Um barulho de porta abrindo fez com que eu acordasse. Xinguei mentalmente as três próximas gerações desse ser por ter perturbado um sonho tão bom, mas quando abri os olhos, vi aquele mesmo rosto do sonho sorrindo pra mim. O mesmo sorriso de sempre, capaz de me fazer mais feliz não importa o que acontecesse. Ela andou até mim, sentou na cama ao meu lado, e me beijou. Seu beijo ainda era o mesmo, mas não podia ignorar o sentimento de culpa que ele agora trazia.

Desde a internação, os sentimentos mudaram entre nós. Desde aquela fatídica quarta-feira, eu não podia deixar de ignorar o fato dela estar perdendo seu tempo comigo. O médico já havia deixado bem claro que eu não viveria mais que três anos. E ainda assim, ela continuava ao meu lado, mesmo sabendo que eu não poderia dar a ela um futuro. Sim, ela sabia como eu me sentia, já havia dito a ela, e a sua resposta era sempre a mesma: "estou aqui porque amo você, e se você tivesse mais 3 dias de vida apenas, gostaria de dividí-los com você, assim como sei que você dividiria os meus." Ela realmente não se importava em estar perdendo tempo com alguém que estava tão fraco que sequer poderia sair de casa.

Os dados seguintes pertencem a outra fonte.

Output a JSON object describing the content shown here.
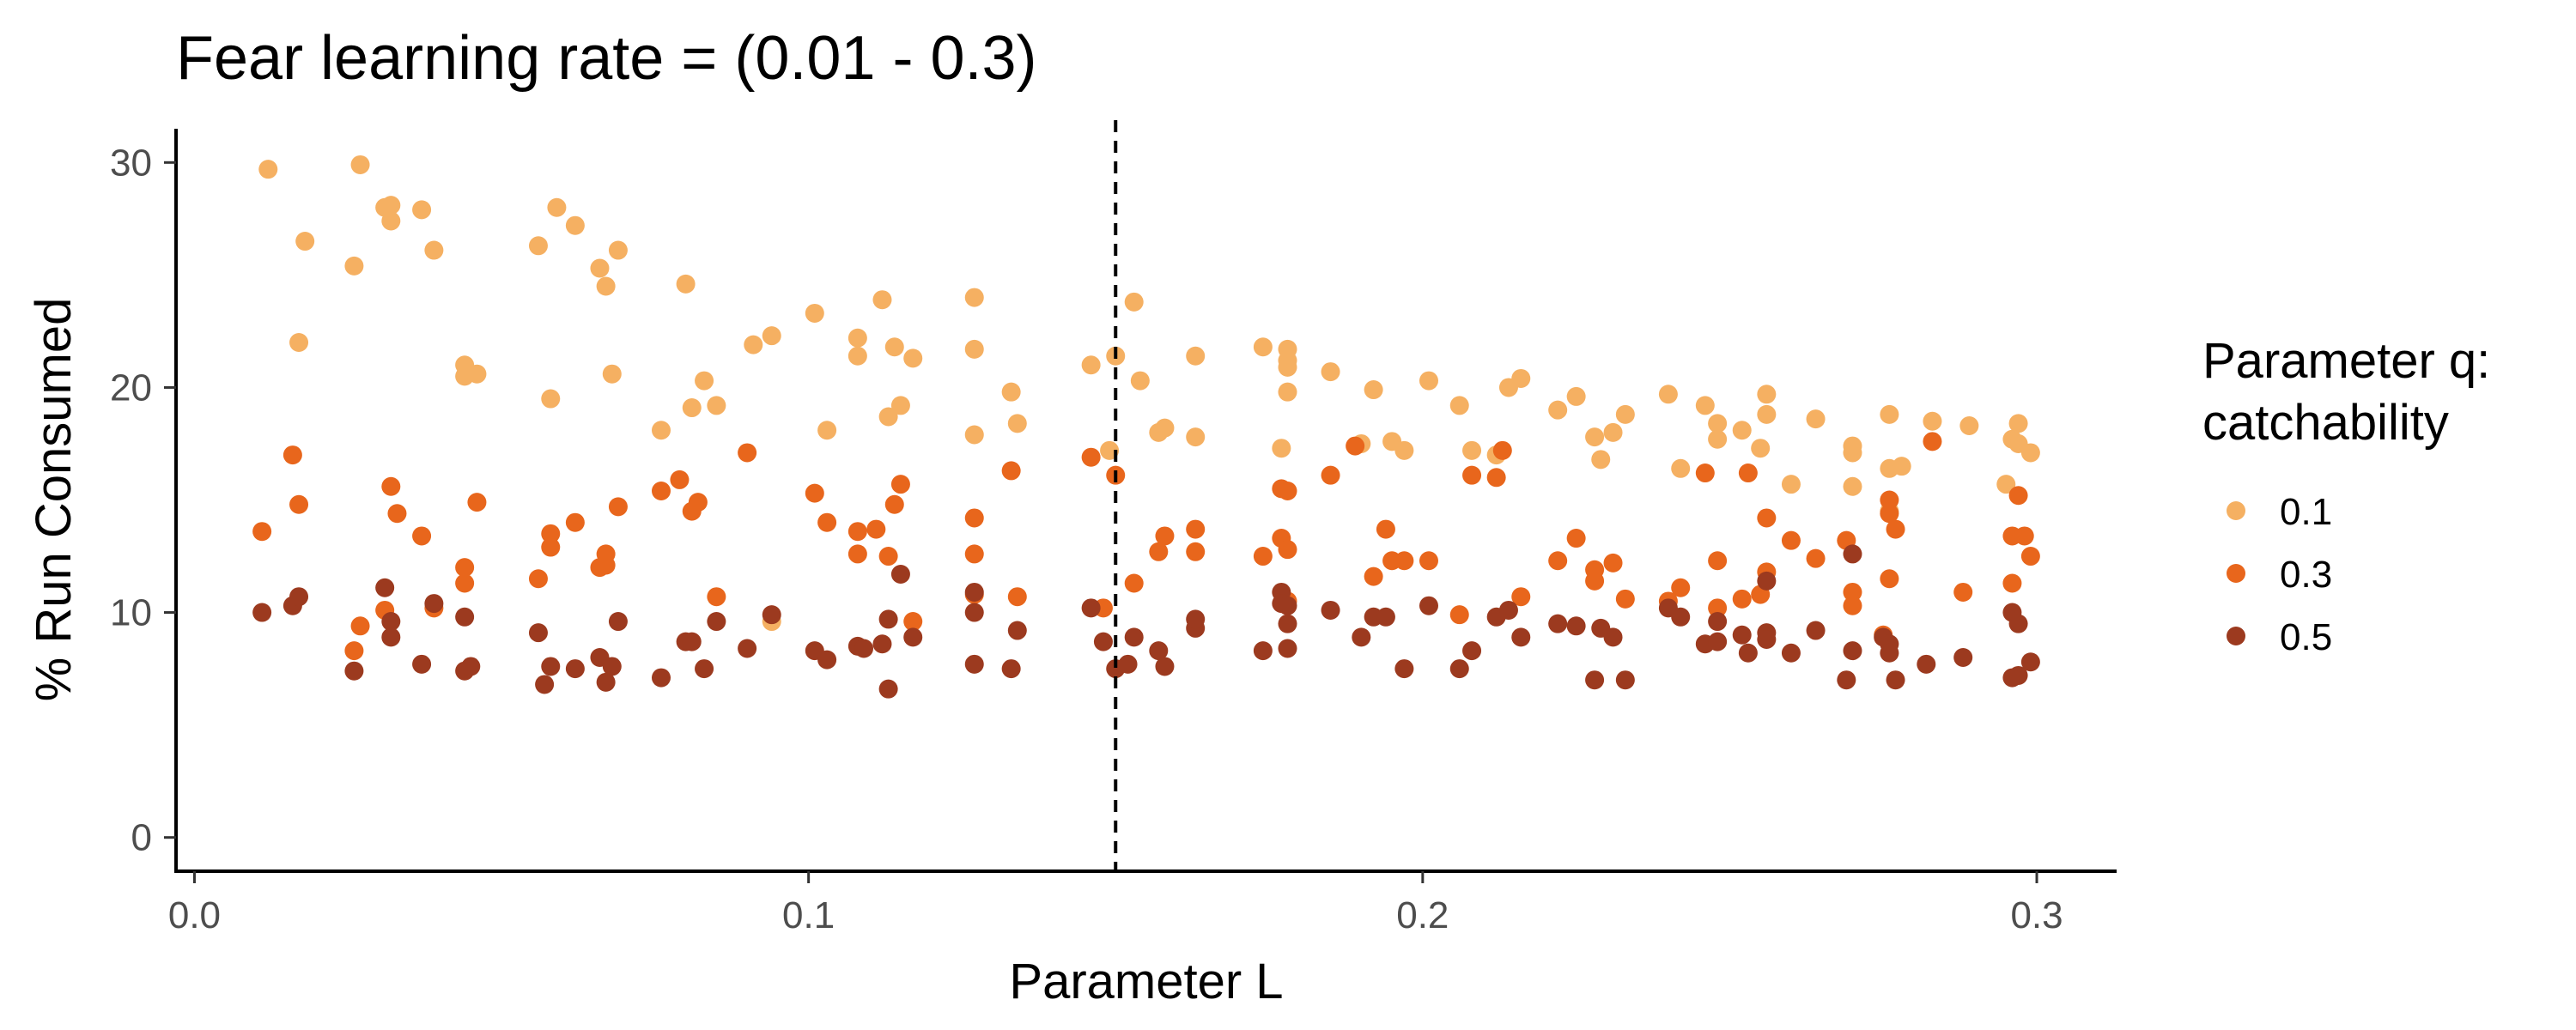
{
  "chart_data": {
    "type": "scatter",
    "title": "Fear learning rate = (0.01 - 0.3)",
    "xlabel": "Parameter L",
    "ylabel": "% Run Consumed",
    "xlim": [
      -0.003,
      0.313
    ],
    "ylim": [
      -1.5,
      31.5
    ],
    "xticks": [
      0.0,
      0.1,
      0.2,
      0.3
    ],
    "xtick_labels": [
      "0.0",
      "0.1",
      "0.2",
      "0.3"
    ],
    "yticks": [
      0,
      10,
      20,
      30
    ],
    "ytick_labels": [
      "0",
      "10",
      "20",
      "30"
    ],
    "grid": false,
    "reference_line": {
      "axis": "x",
      "value": 0.15,
      "style": "dashed"
    },
    "legend": {
      "title_lines": [
        "Parameter q:",
        "catchability"
      ],
      "position": "right"
    },
    "series": [
      {
        "name": "0.1",
        "color": "#f5b062",
        "points": [
          [
            0.012,
            29.7
          ],
          [
            0.017,
            22.0
          ],
          [
            0.018,
            26.5
          ],
          [
            0.026,
            25.4
          ],
          [
            0.027,
            29.9
          ],
          [
            0.031,
            28.0
          ],
          [
            0.032,
            28.1
          ],
          [
            0.032,
            27.4
          ],
          [
            0.037,
            27.9
          ],
          [
            0.039,
            26.1
          ],
          [
            0.044,
            21.0
          ],
          [
            0.044,
            20.5
          ],
          [
            0.046,
            20.6
          ],
          [
            0.056,
            26.3
          ],
          [
            0.058,
            19.5
          ],
          [
            0.059,
            28.0
          ],
          [
            0.062,
            27.2
          ],
          [
            0.066,
            25.3
          ],
          [
            0.067,
            24.5
          ],
          [
            0.068,
            20.6
          ],
          [
            0.069,
            26.1
          ],
          [
            0.076,
            18.1
          ],
          [
            0.08,
            24.6
          ],
          [
            0.081,
            19.1
          ],
          [
            0.083,
            20.3
          ],
          [
            0.085,
            19.2
          ],
          [
            0.091,
            21.9
          ],
          [
            0.094,
            22.3
          ],
          [
            0.094,
            9.6
          ],
          [
            0.101,
            23.3
          ],
          [
            0.103,
            18.1
          ],
          [
            0.108,
            22.2
          ],
          [
            0.108,
            21.4
          ],
          [
            0.112,
            23.9
          ],
          [
            0.113,
            18.7
          ],
          [
            0.114,
            21.8
          ],
          [
            0.115,
            19.2
          ],
          [
            0.117,
            21.3
          ],
          [
            0.127,
            24.0
          ],
          [
            0.127,
            21.7
          ],
          [
            0.127,
            17.9
          ],
          [
            0.133,
            19.8
          ],
          [
            0.134,
            18.4
          ],
          [
            0.146,
            21.0
          ],
          [
            0.149,
            17.2
          ],
          [
            0.15,
            21.4
          ],
          [
            0.153,
            23.8
          ],
          [
            0.154,
            20.3
          ],
          [
            0.157,
            18.0
          ],
          [
            0.158,
            18.2
          ],
          [
            0.163,
            21.4
          ],
          [
            0.163,
            17.8
          ],
          [
            0.174,
            21.8
          ],
          [
            0.177,
            17.3
          ],
          [
            0.178,
            21.7
          ],
          [
            0.178,
            21.2
          ],
          [
            0.178,
            20.9
          ],
          [
            0.178,
            19.8
          ],
          [
            0.185,
            20.7
          ],
          [
            0.19,
            17.5
          ],
          [
            0.192,
            19.9
          ],
          [
            0.195,
            17.6
          ],
          [
            0.197,
            17.2
          ],
          [
            0.201,
            20.3
          ],
          [
            0.206,
            19.2
          ],
          [
            0.208,
            17.2
          ],
          [
            0.212,
            17.0
          ],
          [
            0.214,
            20.0
          ],
          [
            0.216,
            20.4
          ],
          [
            0.222,
            19.0
          ],
          [
            0.225,
            19.6
          ],
          [
            0.228,
            17.8
          ],
          [
            0.229,
            16.8
          ],
          [
            0.231,
            18.0
          ],
          [
            0.233,
            18.8
          ],
          [
            0.24,
            19.7
          ],
          [
            0.242,
            16.4
          ],
          [
            0.246,
            19.2
          ],
          [
            0.248,
            18.4
          ],
          [
            0.248,
            17.7
          ],
          [
            0.252,
            18.1
          ],
          [
            0.255,
            17.3
          ],
          [
            0.256,
            19.7
          ],
          [
            0.256,
            18.8
          ],
          [
            0.26,
            15.7
          ],
          [
            0.264,
            18.6
          ],
          [
            0.27,
            17.1
          ],
          [
            0.27,
            17.4
          ],
          [
            0.27,
            15.6
          ],
          [
            0.276,
            16.4
          ],
          [
            0.276,
            18.8
          ],
          [
            0.276,
            14.5
          ],
          [
            0.278,
            16.5
          ],
          [
            0.283,
            18.5
          ],
          [
            0.289,
            18.3
          ],
          [
            0.295,
            15.7
          ],
          [
            0.296,
            17.7
          ],
          [
            0.297,
            18.4
          ],
          [
            0.297,
            17.5
          ],
          [
            0.299,
            17.1
          ]
        ]
      },
      {
        "name": "0.3",
        "color": "#e8661c",
        "points": [
          [
            0.011,
            13.6
          ],
          [
            0.016,
            17.0
          ],
          [
            0.017,
            14.8
          ],
          [
            0.026,
            8.3
          ],
          [
            0.027,
            9.4
          ],
          [
            0.031,
            10.1
          ],
          [
            0.032,
            15.6
          ],
          [
            0.033,
            14.4
          ],
          [
            0.037,
            13.4
          ],
          [
            0.039,
            10.2
          ],
          [
            0.044,
            12.0
          ],
          [
            0.044,
            11.3
          ],
          [
            0.046,
            14.9
          ],
          [
            0.056,
            11.5
          ],
          [
            0.058,
            13.5
          ],
          [
            0.058,
            12.9
          ],
          [
            0.062,
            14.0
          ],
          [
            0.066,
            12.0
          ],
          [
            0.067,
            12.1
          ],
          [
            0.067,
            12.6
          ],
          [
            0.069,
            14.7
          ],
          [
            0.076,
            15.4
          ],
          [
            0.079,
            15.9
          ],
          [
            0.081,
            14.5
          ],
          [
            0.082,
            14.9
          ],
          [
            0.085,
            10.7
          ],
          [
            0.09,
            17.1
          ],
          [
            0.101,
            15.3
          ],
          [
            0.103,
            14.0
          ],
          [
            0.108,
            13.6
          ],
          [
            0.108,
            12.6
          ],
          [
            0.111,
            13.7
          ],
          [
            0.113,
            12.5
          ],
          [
            0.114,
            14.8
          ],
          [
            0.115,
            15.7
          ],
          [
            0.117,
            9.6
          ],
          [
            0.127,
            14.2
          ],
          [
            0.127,
            12.6
          ],
          [
            0.127,
            10.8
          ],
          [
            0.133,
            16.3
          ],
          [
            0.134,
            10.7
          ],
          [
            0.146,
            16.9
          ],
          [
            0.148,
            10.2
          ],
          [
            0.15,
            16.1
          ],
          [
            0.153,
            11.3
          ],
          [
            0.157,
            12.7
          ],
          [
            0.158,
            13.4
          ],
          [
            0.163,
            13.7
          ],
          [
            0.163,
            12.7
          ],
          [
            0.174,
            12.5
          ],
          [
            0.177,
            15.5
          ],
          [
            0.177,
            13.3
          ],
          [
            0.178,
            12.8
          ],
          [
            0.178,
            15.4
          ],
          [
            0.178,
            10.5
          ],
          [
            0.185,
            16.1
          ],
          [
            0.189,
            17.4
          ],
          [
            0.192,
            11.6
          ],
          [
            0.194,
            13.7
          ],
          [
            0.195,
            12.3
          ],
          [
            0.197,
            12.3
          ],
          [
            0.201,
            12.3
          ],
          [
            0.206,
            9.9
          ],
          [
            0.208,
            16.1
          ],
          [
            0.212,
            16.0
          ],
          [
            0.213,
            17.2
          ],
          [
            0.216,
            10.7
          ],
          [
            0.222,
            12.3
          ],
          [
            0.225,
            13.3
          ],
          [
            0.228,
            11.9
          ],
          [
            0.228,
            11.4
          ],
          [
            0.231,
            12.2
          ],
          [
            0.233,
            10.6
          ],
          [
            0.24,
            10.5
          ],
          [
            0.242,
            11.1
          ],
          [
            0.246,
            16.2
          ],
          [
            0.248,
            12.3
          ],
          [
            0.248,
            10.2
          ],
          [
            0.252,
            10.6
          ],
          [
            0.253,
            16.2
          ],
          [
            0.255,
            10.8
          ],
          [
            0.256,
            14.2
          ],
          [
            0.256,
            11.8
          ],
          [
            0.26,
            13.2
          ],
          [
            0.264,
            12.4
          ],
          [
            0.269,
            13.2
          ],
          [
            0.27,
            10.9
          ],
          [
            0.27,
            10.3
          ],
          [
            0.275,
            9.0
          ],
          [
            0.276,
            11.5
          ],
          [
            0.276,
            15.0
          ],
          [
            0.276,
            14.4
          ],
          [
            0.277,
            13.7
          ],
          [
            0.283,
            17.6
          ],
          [
            0.288,
            10.9
          ],
          [
            0.296,
            11.3
          ],
          [
            0.296,
            13.4
          ],
          [
            0.297,
            15.2
          ],
          [
            0.298,
            13.4
          ],
          [
            0.299,
            12.5
          ]
        ]
      },
      {
        "name": "0.5",
        "color": "#9c3a1f",
        "points": [
          [
            0.011,
            10.0
          ],
          [
            0.016,
            10.3
          ],
          [
            0.017,
            10.7
          ],
          [
            0.026,
            7.4
          ],
          [
            0.031,
            11.1
          ],
          [
            0.032,
            9.6
          ],
          [
            0.032,
            8.9
          ],
          [
            0.037,
            7.7
          ],
          [
            0.039,
            10.4
          ],
          [
            0.044,
            9.8
          ],
          [
            0.044,
            7.4
          ],
          [
            0.045,
            7.6
          ],
          [
            0.056,
            9.1
          ],
          [
            0.057,
            6.8
          ],
          [
            0.058,
            7.6
          ],
          [
            0.062,
            7.5
          ],
          [
            0.066,
            8.0
          ],
          [
            0.067,
            6.9
          ],
          [
            0.068,
            7.6
          ],
          [
            0.069,
            9.6
          ],
          [
            0.076,
            7.1
          ],
          [
            0.08,
            8.7
          ],
          [
            0.081,
            8.7
          ],
          [
            0.083,
            7.5
          ],
          [
            0.085,
            9.6
          ],
          [
            0.09,
            8.4
          ],
          [
            0.094,
            9.9
          ],
          [
            0.101,
            8.3
          ],
          [
            0.103,
            7.9
          ],
          [
            0.108,
            8.5
          ],
          [
            0.109,
            8.4
          ],
          [
            0.112,
            8.6
          ],
          [
            0.113,
            9.7
          ],
          [
            0.113,
            6.6
          ],
          [
            0.115,
            11.7
          ],
          [
            0.117,
            8.9
          ],
          [
            0.127,
            10.9
          ],
          [
            0.127,
            10.0
          ],
          [
            0.127,
            7.7
          ],
          [
            0.133,
            7.5
          ],
          [
            0.134,
            9.2
          ],
          [
            0.146,
            10.2
          ],
          [
            0.148,
            8.7
          ],
          [
            0.15,
            7.5
          ],
          [
            0.152,
            7.7
          ],
          [
            0.153,
            8.9
          ],
          [
            0.157,
            8.3
          ],
          [
            0.158,
            7.6
          ],
          [
            0.163,
            9.3
          ],
          [
            0.163,
            9.7
          ],
          [
            0.174,
            8.3
          ],
          [
            0.177,
            10.9
          ],
          [
            0.177,
            10.4
          ],
          [
            0.178,
            9.5
          ],
          [
            0.178,
            8.4
          ],
          [
            0.178,
            10.3
          ],
          [
            0.185,
            10.1
          ],
          [
            0.19,
            8.9
          ],
          [
            0.192,
            9.8
          ],
          [
            0.194,
            9.8
          ],
          [
            0.197,
            7.5
          ],
          [
            0.201,
            10.3
          ],
          [
            0.206,
            7.5
          ],
          [
            0.208,
            8.3
          ],
          [
            0.212,
            9.8
          ],
          [
            0.214,
            10.1
          ],
          [
            0.216,
            8.9
          ],
          [
            0.222,
            9.5
          ],
          [
            0.225,
            9.4
          ],
          [
            0.228,
            7.0
          ],
          [
            0.229,
            9.3
          ],
          [
            0.231,
            8.9
          ],
          [
            0.233,
            7.0
          ],
          [
            0.24,
            10.2
          ],
          [
            0.242,
            9.8
          ],
          [
            0.246,
            8.6
          ],
          [
            0.248,
            9.6
          ],
          [
            0.248,
            8.7
          ],
          [
            0.252,
            9.0
          ],
          [
            0.253,
            8.2
          ],
          [
            0.256,
            9.1
          ],
          [
            0.256,
            8.8
          ],
          [
            0.256,
            11.4
          ],
          [
            0.26,
            8.2
          ],
          [
            0.264,
            9.2
          ],
          [
            0.269,
            7.0
          ],
          [
            0.27,
            12.6
          ],
          [
            0.27,
            8.3
          ],
          [
            0.275,
            8.9
          ],
          [
            0.276,
            8.6
          ],
          [
            0.276,
            8.2
          ],
          [
            0.277,
            7.0
          ],
          [
            0.282,
            7.7
          ],
          [
            0.288,
            8.0
          ],
          [
            0.296,
            7.1
          ],
          [
            0.296,
            10.0
          ],
          [
            0.297,
            9.5
          ],
          [
            0.297,
            7.2
          ],
          [
            0.299,
            7.8
          ]
        ]
      }
    ]
  }
}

Eu perguntei como estava a escola, ela sorriu e disse que estava nostálgico sem mim, o que partiu meu coração. Nunca mais eu pisaria na minha única e antiga escola, o lugar que mais tinha contribuido nas minhas lembranças. Sorri, ela não precisava ter ciência disso. Já era sofrível demais pra ela me ver pálido e deitado numa cama, sentido dor até mesmo no simples ato de erguer a cabeça. A beijei, mais uma vez. Era o melhor beijo culposo que eu poderia receber.

Conversamos um pouco mais, assistimos um pouco de tv e ela teve de voltar pra casa, já era tarde.

Todos os dias, desde aquela fatídica quarta-feira, ela nunca havia passado um dia sequer sem ir me visitar. Eu podia ver que ela ia porque queria, e não por obrigação. NOSSA, quantas vezes não tentei terminar nosso relacionamento? Quantas vezes ela não chorou implorando que eu deixasse de ser tolo? sem dúvida, a mesma quantidade de vezes. Mas eu não podia ignorar que ela estava perdendo seu tempo comigo.

Peguei o livro que estava em minha cabeceira; 1984, meu favorito. Eu o leria mais um pouco, faria algumas refeições, veria alguns filmes e dormiria. Porque agora, é só isso que eu faço. Sinto falta do vento no meu rosto, de correr livre pela rua, de sair com ela. Todas essas coisas que a doença me arrancou.

O que me mantém lutando pra viver é ela, com todas aquelas diárias visitas vespertinas. A doença tira-me a vida, aos poucos. Mas não ela, porque ela resiste, o amor resiste. Eu a amo, mais do que um dia amaria a mim mesmo.